The fact that the pain of the coronavirus crisis looks set to be exacerbated by the pain of a stock market collapse shows us the common thread in responses from Downing Street to Wall Street – the defence of a system that refuses to work for the common good. And the people are not invisible or nameless; they can be seen fleeing into disaster bunkers.

What comforts me is our capacity to come together in such times. My approach to life and politics was formed in a mining community in the 1980s. During bitter winters with our families on the breadline, our communities harassed and smeared by the authorities we were supposed to rely on for protection, we stood together to stand up for our rights. And we also worked to ensure that food, medicine, and moral support remained available to all in our community.

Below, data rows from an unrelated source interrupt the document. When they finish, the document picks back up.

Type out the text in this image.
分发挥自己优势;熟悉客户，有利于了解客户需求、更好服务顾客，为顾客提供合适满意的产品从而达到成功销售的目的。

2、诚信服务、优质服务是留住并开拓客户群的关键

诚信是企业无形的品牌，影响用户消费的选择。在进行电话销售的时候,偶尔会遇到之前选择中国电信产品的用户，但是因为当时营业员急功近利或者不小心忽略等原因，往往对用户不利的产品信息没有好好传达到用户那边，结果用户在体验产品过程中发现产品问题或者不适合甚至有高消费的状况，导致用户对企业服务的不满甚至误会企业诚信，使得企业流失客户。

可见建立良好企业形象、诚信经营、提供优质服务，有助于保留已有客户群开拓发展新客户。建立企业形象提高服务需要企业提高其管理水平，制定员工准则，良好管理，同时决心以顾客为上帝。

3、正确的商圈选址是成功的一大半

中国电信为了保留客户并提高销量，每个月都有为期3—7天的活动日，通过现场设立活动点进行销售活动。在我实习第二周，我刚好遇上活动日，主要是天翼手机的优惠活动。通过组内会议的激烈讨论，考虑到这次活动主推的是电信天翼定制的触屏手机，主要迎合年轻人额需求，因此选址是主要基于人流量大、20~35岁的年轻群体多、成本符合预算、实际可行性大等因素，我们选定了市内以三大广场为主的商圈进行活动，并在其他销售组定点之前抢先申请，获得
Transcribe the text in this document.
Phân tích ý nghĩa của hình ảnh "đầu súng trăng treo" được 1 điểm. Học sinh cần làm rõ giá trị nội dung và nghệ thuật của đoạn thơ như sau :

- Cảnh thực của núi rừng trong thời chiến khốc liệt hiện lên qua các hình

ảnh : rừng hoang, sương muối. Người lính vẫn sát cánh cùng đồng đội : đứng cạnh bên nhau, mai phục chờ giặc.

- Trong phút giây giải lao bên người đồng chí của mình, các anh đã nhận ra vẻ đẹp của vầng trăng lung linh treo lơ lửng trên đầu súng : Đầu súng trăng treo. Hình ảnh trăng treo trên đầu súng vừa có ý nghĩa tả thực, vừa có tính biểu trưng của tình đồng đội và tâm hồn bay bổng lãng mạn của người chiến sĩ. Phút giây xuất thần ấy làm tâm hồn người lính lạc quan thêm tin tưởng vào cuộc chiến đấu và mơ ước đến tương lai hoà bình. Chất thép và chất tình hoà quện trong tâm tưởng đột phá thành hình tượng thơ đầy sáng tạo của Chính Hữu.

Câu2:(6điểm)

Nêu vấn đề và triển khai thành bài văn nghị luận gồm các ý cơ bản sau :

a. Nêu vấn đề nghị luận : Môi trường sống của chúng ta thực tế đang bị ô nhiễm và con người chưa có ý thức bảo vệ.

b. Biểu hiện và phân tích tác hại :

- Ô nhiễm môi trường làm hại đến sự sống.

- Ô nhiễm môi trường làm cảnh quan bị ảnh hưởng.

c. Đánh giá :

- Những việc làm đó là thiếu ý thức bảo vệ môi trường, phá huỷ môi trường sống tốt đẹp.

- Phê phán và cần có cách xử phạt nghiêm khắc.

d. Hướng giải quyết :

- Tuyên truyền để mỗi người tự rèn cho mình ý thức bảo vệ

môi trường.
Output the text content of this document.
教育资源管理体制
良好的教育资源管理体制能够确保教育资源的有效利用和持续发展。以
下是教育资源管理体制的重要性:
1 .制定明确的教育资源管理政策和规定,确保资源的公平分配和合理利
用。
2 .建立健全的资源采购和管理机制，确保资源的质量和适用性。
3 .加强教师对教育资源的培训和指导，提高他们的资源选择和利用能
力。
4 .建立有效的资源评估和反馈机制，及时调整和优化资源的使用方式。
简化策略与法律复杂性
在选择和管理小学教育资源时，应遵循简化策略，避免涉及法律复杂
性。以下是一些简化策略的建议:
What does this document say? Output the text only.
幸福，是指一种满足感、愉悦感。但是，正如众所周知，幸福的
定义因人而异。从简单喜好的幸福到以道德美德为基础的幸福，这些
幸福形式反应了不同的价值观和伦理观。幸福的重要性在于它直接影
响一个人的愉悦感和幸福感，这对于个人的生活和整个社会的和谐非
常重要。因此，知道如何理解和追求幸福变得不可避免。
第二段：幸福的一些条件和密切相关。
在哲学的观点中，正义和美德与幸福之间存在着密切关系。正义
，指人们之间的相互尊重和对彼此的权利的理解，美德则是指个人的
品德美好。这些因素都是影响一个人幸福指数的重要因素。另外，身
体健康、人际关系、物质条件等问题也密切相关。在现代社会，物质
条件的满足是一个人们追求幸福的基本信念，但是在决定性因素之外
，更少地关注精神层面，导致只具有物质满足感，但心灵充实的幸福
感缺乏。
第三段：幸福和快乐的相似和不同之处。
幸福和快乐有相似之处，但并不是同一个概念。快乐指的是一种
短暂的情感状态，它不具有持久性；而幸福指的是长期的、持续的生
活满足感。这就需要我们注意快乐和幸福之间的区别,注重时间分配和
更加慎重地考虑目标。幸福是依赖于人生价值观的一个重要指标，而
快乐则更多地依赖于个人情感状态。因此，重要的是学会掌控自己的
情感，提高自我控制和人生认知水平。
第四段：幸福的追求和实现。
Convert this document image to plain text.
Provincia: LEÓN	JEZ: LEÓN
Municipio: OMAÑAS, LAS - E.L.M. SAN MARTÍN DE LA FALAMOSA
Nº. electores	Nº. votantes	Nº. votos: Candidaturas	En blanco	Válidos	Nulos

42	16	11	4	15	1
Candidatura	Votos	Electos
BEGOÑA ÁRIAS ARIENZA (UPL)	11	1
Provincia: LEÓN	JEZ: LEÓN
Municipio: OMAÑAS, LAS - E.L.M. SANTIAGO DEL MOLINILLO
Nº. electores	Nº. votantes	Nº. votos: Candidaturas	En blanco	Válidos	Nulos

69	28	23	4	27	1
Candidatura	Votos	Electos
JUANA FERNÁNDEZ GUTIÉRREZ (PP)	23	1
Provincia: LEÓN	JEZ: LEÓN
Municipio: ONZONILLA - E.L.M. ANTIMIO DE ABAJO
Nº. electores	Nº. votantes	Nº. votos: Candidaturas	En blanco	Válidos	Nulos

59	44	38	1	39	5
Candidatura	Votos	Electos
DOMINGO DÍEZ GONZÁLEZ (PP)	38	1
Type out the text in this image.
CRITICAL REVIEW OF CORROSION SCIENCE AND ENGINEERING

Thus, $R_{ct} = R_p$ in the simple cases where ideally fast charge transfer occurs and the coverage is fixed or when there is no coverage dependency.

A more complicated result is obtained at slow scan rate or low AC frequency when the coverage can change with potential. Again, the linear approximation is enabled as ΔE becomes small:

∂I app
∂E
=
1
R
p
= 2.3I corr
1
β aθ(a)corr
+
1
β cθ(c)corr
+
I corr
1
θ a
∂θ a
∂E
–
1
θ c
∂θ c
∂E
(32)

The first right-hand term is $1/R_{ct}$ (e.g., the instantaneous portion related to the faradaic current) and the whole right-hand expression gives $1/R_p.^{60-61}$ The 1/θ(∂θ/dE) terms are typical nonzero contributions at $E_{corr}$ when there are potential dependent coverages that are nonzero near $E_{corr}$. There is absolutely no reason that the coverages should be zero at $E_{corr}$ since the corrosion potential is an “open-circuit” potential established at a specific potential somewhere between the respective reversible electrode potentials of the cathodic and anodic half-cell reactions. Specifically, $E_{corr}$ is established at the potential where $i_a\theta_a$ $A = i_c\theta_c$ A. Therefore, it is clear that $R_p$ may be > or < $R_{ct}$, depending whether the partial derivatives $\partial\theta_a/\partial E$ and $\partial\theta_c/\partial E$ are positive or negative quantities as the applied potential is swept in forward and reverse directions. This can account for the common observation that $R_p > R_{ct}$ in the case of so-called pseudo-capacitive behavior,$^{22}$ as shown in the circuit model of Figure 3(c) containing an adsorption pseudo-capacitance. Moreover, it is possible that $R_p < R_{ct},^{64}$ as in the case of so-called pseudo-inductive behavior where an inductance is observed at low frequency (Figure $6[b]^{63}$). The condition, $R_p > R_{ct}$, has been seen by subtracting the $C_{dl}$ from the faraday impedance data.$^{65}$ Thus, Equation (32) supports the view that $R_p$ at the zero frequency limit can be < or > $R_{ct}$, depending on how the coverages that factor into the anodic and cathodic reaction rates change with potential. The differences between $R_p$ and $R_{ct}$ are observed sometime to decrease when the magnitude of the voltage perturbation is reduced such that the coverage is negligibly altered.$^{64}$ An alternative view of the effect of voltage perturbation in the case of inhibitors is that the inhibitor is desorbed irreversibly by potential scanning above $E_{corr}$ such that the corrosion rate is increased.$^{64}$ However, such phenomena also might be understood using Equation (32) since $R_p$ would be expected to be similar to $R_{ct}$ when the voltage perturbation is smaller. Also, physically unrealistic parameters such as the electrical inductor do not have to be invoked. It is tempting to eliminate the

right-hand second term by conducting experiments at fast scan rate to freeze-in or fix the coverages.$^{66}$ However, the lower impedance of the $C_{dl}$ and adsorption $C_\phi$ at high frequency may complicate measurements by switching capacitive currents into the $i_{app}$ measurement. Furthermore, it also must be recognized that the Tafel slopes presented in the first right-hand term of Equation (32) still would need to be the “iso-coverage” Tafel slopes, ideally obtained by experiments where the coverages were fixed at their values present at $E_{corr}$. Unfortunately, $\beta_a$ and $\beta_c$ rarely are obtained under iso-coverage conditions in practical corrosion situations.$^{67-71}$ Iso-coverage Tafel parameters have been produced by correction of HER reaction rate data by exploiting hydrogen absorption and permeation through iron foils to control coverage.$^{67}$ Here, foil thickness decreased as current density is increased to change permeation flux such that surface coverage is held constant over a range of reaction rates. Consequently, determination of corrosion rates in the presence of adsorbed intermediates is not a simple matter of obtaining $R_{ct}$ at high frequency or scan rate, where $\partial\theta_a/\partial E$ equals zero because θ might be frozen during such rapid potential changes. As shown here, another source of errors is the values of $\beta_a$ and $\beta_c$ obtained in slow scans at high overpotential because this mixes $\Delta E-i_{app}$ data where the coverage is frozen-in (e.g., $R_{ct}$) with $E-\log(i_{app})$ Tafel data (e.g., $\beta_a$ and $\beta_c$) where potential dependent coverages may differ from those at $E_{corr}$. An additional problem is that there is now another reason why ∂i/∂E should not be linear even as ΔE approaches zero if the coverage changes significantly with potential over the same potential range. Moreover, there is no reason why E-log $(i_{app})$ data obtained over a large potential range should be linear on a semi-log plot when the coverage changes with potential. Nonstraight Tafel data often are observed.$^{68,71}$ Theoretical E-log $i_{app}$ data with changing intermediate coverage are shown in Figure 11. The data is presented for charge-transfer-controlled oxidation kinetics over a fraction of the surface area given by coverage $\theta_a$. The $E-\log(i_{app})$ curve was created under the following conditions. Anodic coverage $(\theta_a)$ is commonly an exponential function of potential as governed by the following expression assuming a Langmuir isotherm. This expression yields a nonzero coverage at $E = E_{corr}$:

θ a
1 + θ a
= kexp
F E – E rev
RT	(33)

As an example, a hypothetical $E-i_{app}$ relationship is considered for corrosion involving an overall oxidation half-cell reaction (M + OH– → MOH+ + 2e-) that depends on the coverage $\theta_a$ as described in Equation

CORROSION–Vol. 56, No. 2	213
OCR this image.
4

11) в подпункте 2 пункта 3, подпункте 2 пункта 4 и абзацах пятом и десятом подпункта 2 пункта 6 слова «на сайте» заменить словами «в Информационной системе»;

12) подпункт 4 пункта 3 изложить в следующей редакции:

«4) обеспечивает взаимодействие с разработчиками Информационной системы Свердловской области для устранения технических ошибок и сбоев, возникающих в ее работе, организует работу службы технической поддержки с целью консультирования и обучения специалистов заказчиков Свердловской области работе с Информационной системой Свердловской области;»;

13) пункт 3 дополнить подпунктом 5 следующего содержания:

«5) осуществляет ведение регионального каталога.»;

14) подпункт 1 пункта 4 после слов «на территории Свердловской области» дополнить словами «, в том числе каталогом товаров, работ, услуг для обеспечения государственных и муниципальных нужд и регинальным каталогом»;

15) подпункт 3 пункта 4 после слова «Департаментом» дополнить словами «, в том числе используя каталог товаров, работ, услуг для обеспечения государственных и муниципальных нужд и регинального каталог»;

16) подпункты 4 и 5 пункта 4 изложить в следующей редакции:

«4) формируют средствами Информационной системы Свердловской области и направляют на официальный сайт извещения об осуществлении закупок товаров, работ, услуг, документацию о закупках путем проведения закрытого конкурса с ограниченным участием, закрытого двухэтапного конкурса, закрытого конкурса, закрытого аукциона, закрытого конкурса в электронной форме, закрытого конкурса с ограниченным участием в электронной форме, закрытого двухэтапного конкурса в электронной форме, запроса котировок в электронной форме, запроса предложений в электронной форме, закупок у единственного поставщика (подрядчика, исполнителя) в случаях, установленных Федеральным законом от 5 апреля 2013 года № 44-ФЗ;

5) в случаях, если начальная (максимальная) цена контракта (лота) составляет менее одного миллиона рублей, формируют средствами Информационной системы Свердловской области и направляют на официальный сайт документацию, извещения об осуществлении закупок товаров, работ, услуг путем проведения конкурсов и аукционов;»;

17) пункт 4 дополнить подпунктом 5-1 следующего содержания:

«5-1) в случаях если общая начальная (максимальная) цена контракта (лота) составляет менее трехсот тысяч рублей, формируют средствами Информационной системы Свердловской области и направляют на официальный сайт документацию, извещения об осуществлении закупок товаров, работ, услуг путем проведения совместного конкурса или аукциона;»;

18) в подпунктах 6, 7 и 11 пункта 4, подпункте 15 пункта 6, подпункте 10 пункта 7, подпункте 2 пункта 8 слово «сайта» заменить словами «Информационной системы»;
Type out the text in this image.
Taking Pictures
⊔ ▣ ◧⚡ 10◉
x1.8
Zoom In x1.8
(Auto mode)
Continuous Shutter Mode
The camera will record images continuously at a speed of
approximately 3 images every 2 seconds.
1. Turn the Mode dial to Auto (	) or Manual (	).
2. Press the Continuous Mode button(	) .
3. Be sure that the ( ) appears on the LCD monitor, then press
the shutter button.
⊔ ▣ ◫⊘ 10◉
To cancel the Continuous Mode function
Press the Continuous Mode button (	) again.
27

The British labour movement has declined but I see that same spirit in the community response to Grenfell Tower or to flooding in rural towns, where people have organised with or without support. Labour should lend its hand to such efforts.

But of course that is not enough. We all desperately want to return to normality, but our political system is failing miserably to deal with the most severe pandemic of a generation and has put lives at risk. Left unattended, it will fail to deal with worse in the future.

From coronavirus to the climate to our broken economy, we cannot hope to weather the challenges of this century without calling time on a collapsing system and the few who perpetuate it. We deserve – and desperately need – a way of life based not around greed and short-termism, but around human potential and flourishing.